Trade Roles: The Need for Diversity and Equality

Society has move on in so many ways in the last 35 years. Take gender roles, for example. Sky News reported that in 1984, 42 per cent of people believed women should be the homemaker, and men ought to be the breadwinners. But 35 years later, in 2019, only eight per cent of people still held on to this thought.

Diversity means much more than just gender, of course. From race to religion, workplaces are opening their doors and removing obstacles that have been wrongly placed before people. And, as we can see from these trade job success stories, companies are witnessing the benefits.

22 and managing 25 quarries

Emily Burridge enjoyed fantastic success in her trade job, the BBC reported in 2019. Burridge had entered into the world of construction via an apprenticeship scheme. But this isn’t just an example of a woman getting her foot in the door to a stereotypically male-orientated industry. Burridge hasn’t just gotten into the sector — she’s excelled, making her a brilliant example of why the industry must recognise the importance of equality and diversity.

A technical production manager, Burridge had led 25 quarries by just 22 years old. Not only is she representing the women in a male-dominated sector, she’s also championing the case for age equality and diversity too. Though she is only in her early twenties, Burridge replaced a man who was of retirement age. Even though her staff are mostly older men, Burridge has had no problem in integrating with and leading her staff.

Winning Apprentice of the Year

2019 was full of success for trade jobs.
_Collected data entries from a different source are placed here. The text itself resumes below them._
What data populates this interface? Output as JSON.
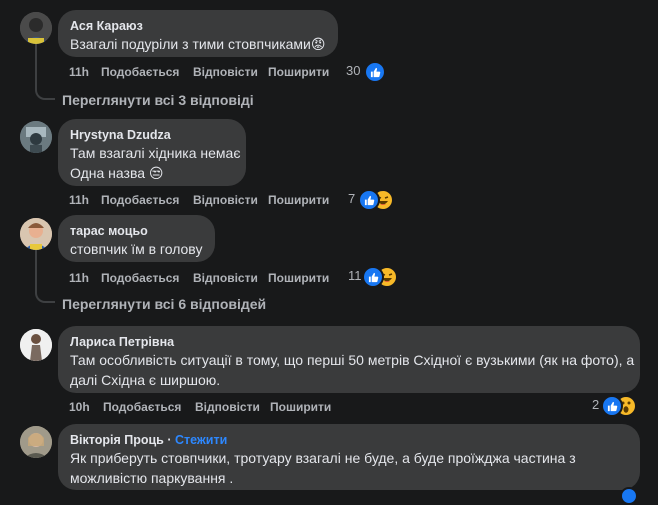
{
  "comments": [
    {
      "author": "Ася Караюз",
      "lines": [
        "Взагалі подуріли з тими стовпчиками😡"
      ],
      "time": "11h",
      "like": "Подобається",
      "reply": "Відповісти",
      "share": "Поширити",
      "reaction_count": "30",
      "reactions": [
        "like-icon"
      ],
      "view_replies": "Переглянути всі 3 відповіді"
    },
    {
      "author": "Hrystyna Dzudza",
      "lines": [
        "Там взагалі хідника немає",
        "Одна назва 😒"
      ],
      "time": "11h",
      "like": "Подобається",
      "reply": "Відповісти",
      "share": "Поширити",
      "reaction_count": "7",
      "reactions": [
        "like-icon",
        "laugh-icon"
      ]
    },
    {
      "author": "тарас моцьо",
      "lines": [
        "стовпчик їм в голову"
      ],
      "time": "11h",
      "like": "Подобається",
      "reply": "Відповісти",
      "share": "Поширити",
      "reaction_count": "11",
      "reactions": [
        "like-icon",
        "laugh-icon"
      ],
      "view_replies": "Переглянути всі 6 відповідей"
    },
    {
      "author": "Лариса Петрівна",
      "lines": [
        "Там особливість ситуації в тому, що перші 50 метрів Східної є вузькими (як на фото), а",
        "далі Східна є ширшою."
      ],
      "time": "10h",
      "like": "Подобається",
      "reply": "Відповісти",
      "share": "Поширити",
      "reaction_count": "2",
      "reactions": [
        "like-icon",
        "wow-icon"
      ]
    },
    {
      "author": "Вікторія Проць",
      "follow": "Стежити",
      "lines": [
        "Як приберуть стовпчики, тротуару взагалі не буде, а буде проїжджа частина з",
        "можливістю паркування ."
      ]
    }
  ],
  "colors": {
    "background": "#18191a",
    "bubble": "#3a3b3c",
    "like_blue": "#1877f2",
    "follow_blue": "#2d88ff",
    "emoji_yellow": "#f7b928"
  }
}
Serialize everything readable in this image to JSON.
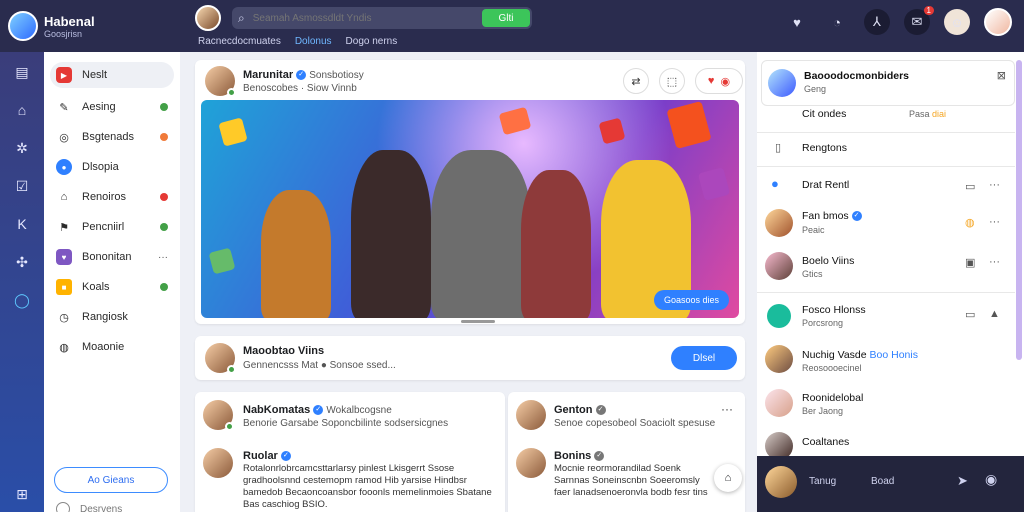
{
  "brand": {
    "title": "Habenal",
    "subtitle": "Goosjrisn"
  },
  "search": {
    "placeholder": "Seamah Asmossdldt Yndis",
    "button": "Glti"
  },
  "subnav": [
    {
      "label": "Racnecdocmuates",
      "active": false
    },
    {
      "label": "Dolonus",
      "active": true
    },
    {
      "label": "Dogo nerns",
      "active": false
    }
  ],
  "topbar": {
    "notification_count": "1"
  },
  "sidebar": {
    "items": [
      {
        "label": "Neslt",
        "icon": "play-icon",
        "indicator": "none"
      },
      {
        "label": "Aesing",
        "icon": "pencil-icon",
        "indicator": "green"
      },
      {
        "label": "Bsgtenads",
        "icon": "target-icon",
        "indicator": "red"
      },
      {
        "label": "Dlsopia",
        "icon": "chat-icon",
        "indicator": "none"
      },
      {
        "label": "Renoiros",
        "icon": "lock-icon",
        "indicator": "red"
      },
      {
        "label": "Pencniirl",
        "icon": "flag-icon",
        "indicator": "green"
      },
      {
        "label": "Bononitan",
        "icon": "heart-icon",
        "indicator": "more"
      },
      {
        "label": "Koals",
        "icon": "bag-icon",
        "indicator": "green"
      },
      {
        "label": "Rangiosk",
        "icon": "clock-icon",
        "indicator": "none"
      },
      {
        "label": "Moaonie",
        "icon": "globe-icon",
        "indicator": "none"
      }
    ],
    "cta": "Ao Gieans",
    "last_item": "Desrvens"
  },
  "post1": {
    "author": "Marunitar",
    "meta": "Sonsbotiosy",
    "sub": "Benoscobes ·  Siow  Vinnb",
    "image_button": "Goasoos dies"
  },
  "post2": {
    "author": "Maoobtao Viins",
    "sub": "Gennencsss  Mat  ●  Sonsoe ssed...",
    "button": "Dlsel"
  },
  "post3": {
    "author": "NabKomatas",
    "meta": "Wokalbcogsne",
    "sub": "Benorie  Garsabe Soponcbilinte sodsersicgnes",
    "author2": "Ruolar",
    "body": "Rotalonrlobrcamcsttarlarsy pinlest Lkisgerrt Ssose gradhoolsnnd cestemopm ramod  Hib yarsise Hindbsr bamedob Becaoncoansbor fooonls memelinmoies Sbatane Bas caschiog BSIO."
  },
  "post4": {
    "author": "Genton",
    "sub": "Senoe copesobeol Soaciolt spesuse",
    "author2": "Bonins",
    "body": "Mocnie reormorandilad Soenk Sarnnas Soneinscnbn Soeeromsly faer lanadsenoeronvla bodb fesr tins"
  },
  "rightpanel": {
    "header_name": "Baooodocmonbiders",
    "header_sub": "Geng",
    "row1_left": "Cit ondes",
    "row1_right": "Pasa",
    "row1_right_tag": "diai",
    "row2": "Rengtons",
    "contacts": [
      {
        "name": "Drat Rentl",
        "sub": ""
      },
      {
        "name": "Fan bmos",
        "sub": "Peaic"
      },
      {
        "name": "Boelo Viins",
        "sub": "Gtics"
      },
      {
        "name": "Fosco Hlonss",
        "sub": "Porcsrong"
      },
      {
        "name": "Nuchig Vasde",
        "tag": "Boo Honis",
        "sub": "Reosoooecinel"
      },
      {
        "name": "Roonidelobal",
        "sub": "Ber Jaong"
      },
      {
        "name": "Coaltanes",
        "sub": ""
      }
    ],
    "chat_name": "Tanug",
    "chat_status": "Boad"
  }
}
Later in the year, Todd Scanlon won the prestigious “UK’s Best Apprentice” award from On The Tools. Thirty-year-old Scanlon has Down’s Syndrome, but this has proven to be no obstacle for him on his journey to forge a career.

Scanlon has always wanted to work in scaffolding, and after talking to a local company and showing his determination, Scanlon has not only become a permanent worker on their team but has been voted the UK’s best apprentice 2019.

Scalon’s boss spoke on how he is a valued member of the team. He’s hard-working, enthusiastic, polite, and the customers love him. Taking Scanlon on as a member of the team wasn’t any cause for concern for Coles Scaffolding, and the apprentice has more than proven his skill and willingness to learn over and over again. What more could an employer ask for from his workforce?

“I think it’s mainly because it is thought people with a disability shouldn’t be in our industry,” Martyn Coles, Scanlon’s employer, said of the win.

“He’s just shown that you can do it with the right guidance. He’s just a likeable guy.”

Building a better industry

We’re hoping to see even more diversity and equality among trade jobs as we move into 2020. And this, says Richard Walker from rubbish removal experts Skip Hire, is exactly what these industries need:

“For too many years the industry has suffered with a negative perception and reputation creating a stigma that has acted as a barrier to entry to a more diverse talent pool of workers. As innovation and technology play its part in modernising ways of working in the sector, together with schemes such as apprenticeships, we’re not only seeing a more diverse workplace, but a more talented, skilled, and varied workforce.”

These stories are just a small snapshot of the success enjoyed across trade jobs. No doubt we’ll see even more throughout 2020!